Debido a esto, reiniciar a menudo lleva más tiempo que apagar y reiniciar en modo fastboot.

Microsoft explicó que esta es la razón por la que muchas fallas del sistema se pueden resolver reiniciando, pero simplemente apagándolo no funciona.

Por ejemplo, cuando un controlador de hardware tiene una anomalía, se produce un error de servicio en segundo plano o un componente del sistema entra en un estado anormal, estos problemas pueden guardarse juntos en la instantánea del sistema generada mediante el inicio rápido. La próxima vez que el usuario inicie, se recargará el estado relevante, por lo que el problema persiste.

Cómo forzar el apagado sin habilitar el inicio rápido

Durante el proceso de reinicio, todos los estados del kernel se borrarán y restablecerán por completo, por lo que muchas fallas persistentes desaparecerán.
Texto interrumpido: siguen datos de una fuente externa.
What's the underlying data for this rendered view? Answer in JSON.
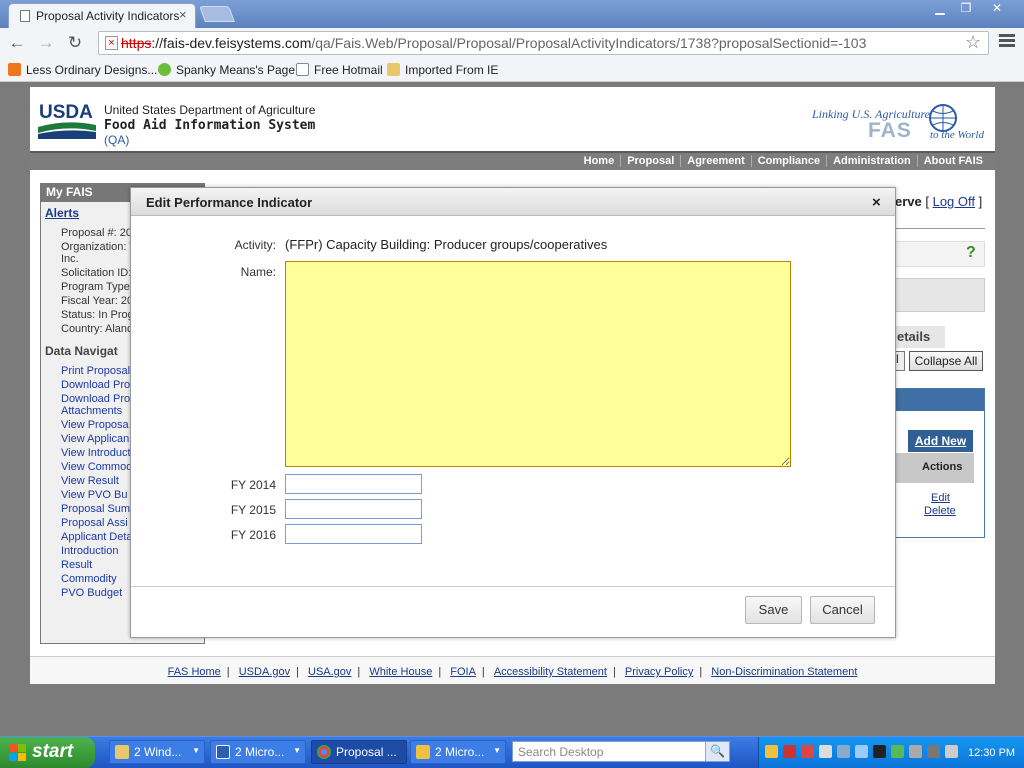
{
  "browser": {
    "tab_title": "Proposal Activity Indicators",
    "tab_close": "×",
    "url_scheme": "https",
    "url_host": "://fais-dev.feisystems.com",
    "url_path": "/qa/Fais.Web/Proposal/Proposal/ProposalActivityIndicators/1738?proposalSectionid=-103",
    "bookmarks": [
      "Less Ordinary Designs...",
      "Spanky Means's Page",
      "Free Hotmail",
      "Imported From IE"
    ]
  },
  "site": {
    "agency": "United States Department of Agriculture",
    "system": "Food Aid Information System",
    "env": "(QA)",
    "logo": "USDA",
    "brand_tagline": "Linking U.S. Agriculture",
    "brand_fas": "FAS",
    "brand_world": "to the World",
    "nav": [
      "Home",
      "Proposal",
      "Agreement",
      "Compliance",
      "Administration",
      "About FAIS"
    ]
  },
  "sidebar": {
    "title": "My FAIS",
    "alerts": "Alerts",
    "info": [
      "Proposal #: 20",
      "Organization: T",
      "Inc.",
      "Solicitation ID:",
      "Program Type:",
      "Fiscal Year: 20",
      "Status: In Prog",
      "Country: Alanc"
    ],
    "data_nav_title": "Data Navigat",
    "links": [
      "Print Proposal",
      "Download Pro",
      "Download Pro",
      "Attachments",
      "View Proposa",
      "View Applican",
      "View Introduct",
      "View Commod",
      "View Result",
      "View PVO Bu",
      "Proposal Summ",
      "Proposal Assi",
      "Applicant Deta",
      "Introduction",
      "Result",
      "Commodity",
      "PVO Budget"
    ]
  },
  "background": {
    "user_suffix": "erve",
    "logoff": "Log Off",
    "help": "?",
    "details": "etails",
    "expand_frag": "l",
    "collapse_all": "Collapse All",
    "add_new": "Add New",
    "actions_header": "Actions",
    "edit": "Edit",
    "delete": "Delete"
  },
  "dialog": {
    "title": "Edit Performance Indicator",
    "close": "×",
    "activity_label": "Activity:",
    "activity_value": "(FFPr) Capacity Building: Producer groups/cooperatives",
    "name_label": "Name:",
    "name_value": "",
    "fy_labels": [
      "FY 2014",
      "FY 2015",
      "FY 2016"
    ],
    "fy_values": [
      "",
      "",
      ""
    ],
    "save": "Save",
    "cancel": "Cancel"
  },
  "footer": {
    "links": [
      "FAS Home",
      "USDA.gov",
      "USA.gov",
      "White House",
      "FOIA",
      "Accessibility Statement",
      "Privacy Policy",
      "Non-Discrimination Statement"
    ],
    "separator": "|"
  },
  "taskbar": {
    "start": "start",
    "buttons": [
      "2 Wind...",
      "2 Micro...",
      "Proposal ...",
      "2 Micro..."
    ],
    "search_placeholder": "Search Desktop",
    "clock": "12:30 PM"
  },
  "colors": {
    "name_field_bg": "#ffff99",
    "navbar": "#7d7d7d",
    "taskbar": "#245edb",
    "start": "#3c9a3c"
  }
}
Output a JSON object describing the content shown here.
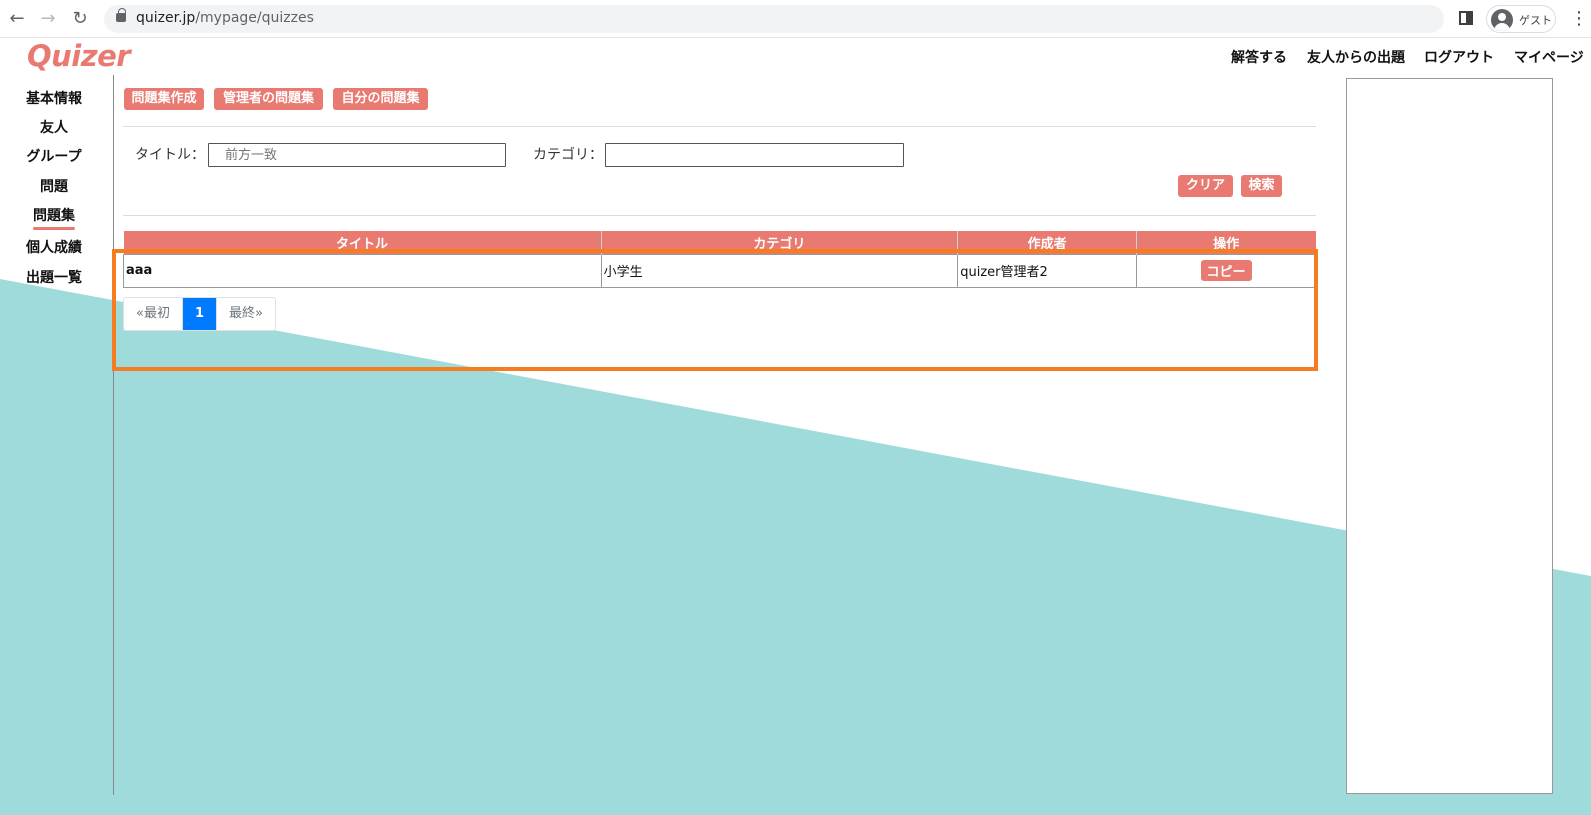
{
  "browser": {
    "url_host": "quizer.jp",
    "url_path": "/mypage/quizzes",
    "profile_label": "ゲスト"
  },
  "site": {
    "logo": "Quizer",
    "topnav": [
      "解答する",
      "友人からの出題",
      "ログアウト",
      "マイページ"
    ]
  },
  "sidebar": {
    "items": [
      "基本情報",
      "友人",
      "グループ",
      "問題",
      "問題集",
      "個人成績",
      "出題一覧"
    ],
    "active": "問題集"
  },
  "actions": [
    "問題集作成",
    "管理者の問題集",
    "自分の問題集"
  ],
  "search": {
    "title_label": "タイトル：",
    "title_placeholder": "前方一致",
    "category_label": "カテゴリ：",
    "category_value": "",
    "clear_label": "クリア",
    "search_label": "検索"
  },
  "table": {
    "headers": [
      "タイトル",
      "カテゴリ",
      "作成者",
      "操作"
    ],
    "rows": [
      {
        "title": "aaa",
        "category": "小学生",
        "author": "quizer管理者2",
        "action": "コピー"
      }
    ]
  },
  "pagination": {
    "first": "«最初",
    "current": "1",
    "last": "最終»"
  },
  "colors": {
    "accent": "#e87a72",
    "teal_bg": "#a0dbdb",
    "highlight": "#f57c20",
    "page_active": "#007bff"
  }
}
Microsoft explicó además que el sistema Windows consta principalmente de dos partes principales: el núcleo y el controlador. El kernel es responsable de administrar la memoria, los procesos y los recursos de hardware, mientras que el controlador es responsable de permitir que el sistema se comunique con hardware como tarjetas gráficas, tarjetas de red inalámbrica y dispositivos de almacenamiento.

En el modo fastboot, estos contenidos se guardan y restauran; reiniciar completamente recarga estos componentes críticos. Por lo tanto, desde una perspectiva técnica, reiniciar en realidad proporciona un proceso de actualización del sistema más completo que apagarlo.

Este diseño nació originalmente en la era de los discos duros mecánicos. En ese momento, las computadoras generalmente arrancaban lentamente y un inicio rápido podía acortar significativamente el tiempo de espera, por lo que Microsoft lo promocionó como una característica predeterminada. Sin embargo, con la popularidad de los SSD, muchos usuarios rara vez se han dado cuenta de la diferencia entre "apagar" y "reiniciar" en la lógica operativa subyacente.

Microsoft declaró que si los usuarios encuentran problemas como retrasos en el sistema, anomalías en los controladores, fallas de red, periféricos no reconocidos o actualizaciones que no se pueden completar normalmente, en lugar de apagar y encender la computadora repetidamente, es mejor intentar primero realizar un reinicio completo.

Desde la implementación técnica del Windows moderno, "reiniciar" es el verdadero significado de reiniciar completamente el sistema, mientras que "apagar" suele parecerse más a un estado de suspensión rápido optimizado. Por lo tanto, en Windows 11, la forma más completa de actualizar el sistema no es apagarlo, sino utilizar el botón "reiniciar" de aspecto más común.